RE: use case for font-dependent default orientation

Eric,
  I completely agree that options 2. “font based rules” should not be used. In addition to the reasons you give, there is the problem of adjacent characters coming from different fonts because the CSS font fallback rules have come into play. This happens at the user’s site, not the authoring site, so without markup, the author is never quite sure what he will get. Thus, it is unreasonable to promise anything based on font data.

I can live with option 1 (and, it may indeed be the best solution). But, I would like to propose a very simple context rule that may often do better than using only character based rules. There are two parts to the proposal. The first part is that there need to be 3 major character classes, not just two. These are: S for sideways, U for upright and C for contextual. The latter class would contain things like some punctuation and symbols; things without an obvious orientation in vertical text.

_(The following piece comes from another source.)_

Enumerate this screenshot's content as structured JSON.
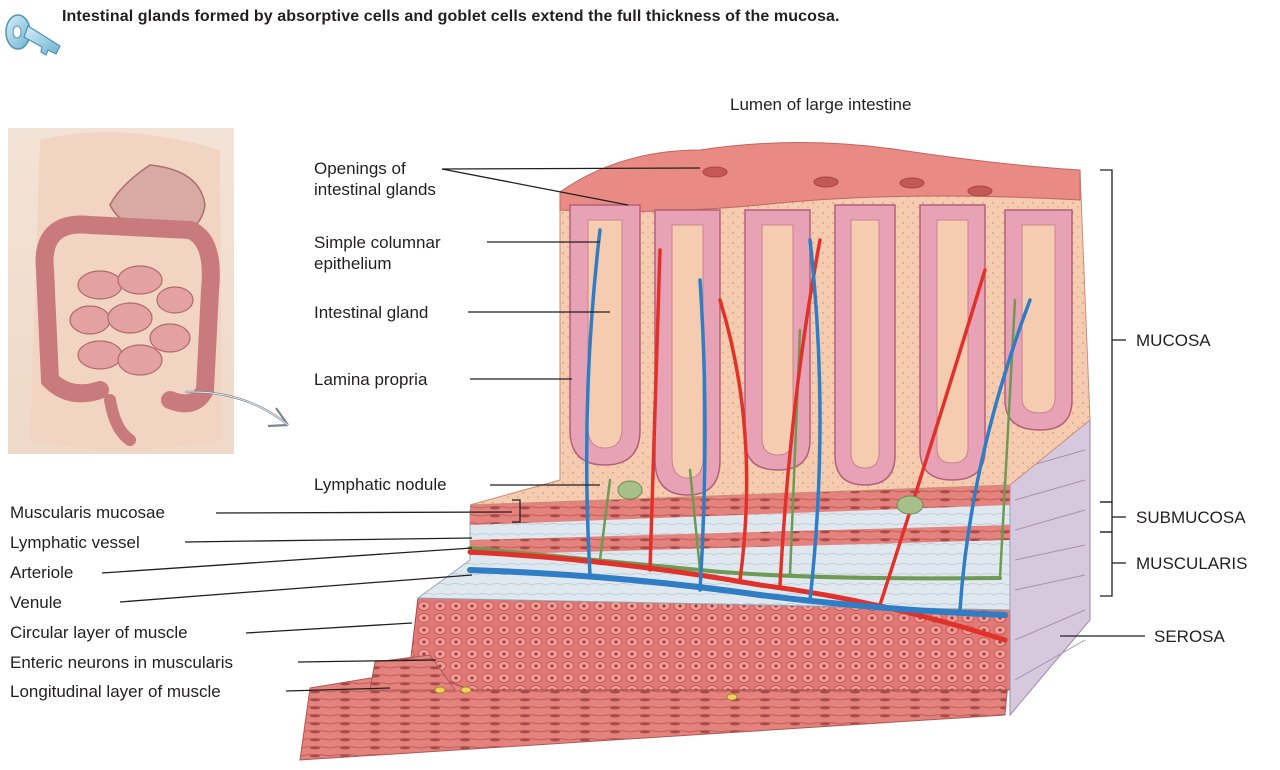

The contextual rule is very simple. If a C class character is preceded by an S class character it is set sideways and its class become S and if it is preceded by a U class character it is set upright and its class becomes U. There is no further textual analysis. This does not solve the matched quotes problem, nor is it intended to. It is only intended to help get the orientation of characters within a run of text to be consistent. If the first character in the intended run is a C class character, then, without markup, its orientation will be wrong ; it will not correspond to that run. My guess is, however, that most runs of a given orientation, say S, will begin with characters that are in the S class and will, using this context rule not need markup to get the orientation to be correct. Such “default” behavior has been considered desirable by the CSS authors. (Note that this behavior is quite predictable so that an author can tell when he will need markup to get the result he desires.)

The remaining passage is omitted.